Everyone saw Courtney’s nose turn up ever so slightly. She did not report good news and especially good news connected to Christian churches. “Actually, my docket is full. I just stopped by to say happy holidays.” She smiled, backed away and waved before she turned and left like her shoes were on fire.
“Excellent,’ Lisa said.
“We could use you in the PR department downtown,” Ashish added.
“Not an untrue word in the whole thing.” Heinrich patted her hand.
“Wait a minute,” Wendy spoke up. “You mean part of this lunch is to encourage us in school?”
“That is part of it,” Sara turned her smile on the girls.
“Of course,” Latasha said. “Why do you think I invited you?”

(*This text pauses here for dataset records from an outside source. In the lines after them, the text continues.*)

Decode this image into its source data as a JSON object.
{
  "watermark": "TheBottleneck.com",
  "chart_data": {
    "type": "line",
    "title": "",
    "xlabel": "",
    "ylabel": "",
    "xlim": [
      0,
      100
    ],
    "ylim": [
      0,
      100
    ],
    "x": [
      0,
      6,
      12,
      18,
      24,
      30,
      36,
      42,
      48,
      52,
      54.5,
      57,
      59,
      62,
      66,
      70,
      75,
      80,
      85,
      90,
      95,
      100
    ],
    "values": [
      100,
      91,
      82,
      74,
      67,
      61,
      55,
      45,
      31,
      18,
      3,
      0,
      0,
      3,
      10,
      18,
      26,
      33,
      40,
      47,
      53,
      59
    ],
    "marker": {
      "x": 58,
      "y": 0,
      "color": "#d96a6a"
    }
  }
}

“Well,” Heinrich also smiled for the girls as he took everyone’s attention. He was not one for small talk. “It seems to me we have some business to discuss. Call it the other part.” Everyone quieted to listen to what Heinrich had to say. He pulled out a piece of paper. “I wrote to some friends to see if any of them ever encountered such a creature. I got the one reply I expected, from a man in Nepal. He said about twelve years ago one wandered down from the mountains. It was only a stray, probably brought here by accident. It ate or killed half a village before he cornered it and destroyed it. He still bears the scars.” Heinrich looked up and scanned everyone’s faces. “He is missing his left arm from the elbow down. He says he is surprised I have not been activated, well, etc.” He folded the paper and put it back in his vest pocket.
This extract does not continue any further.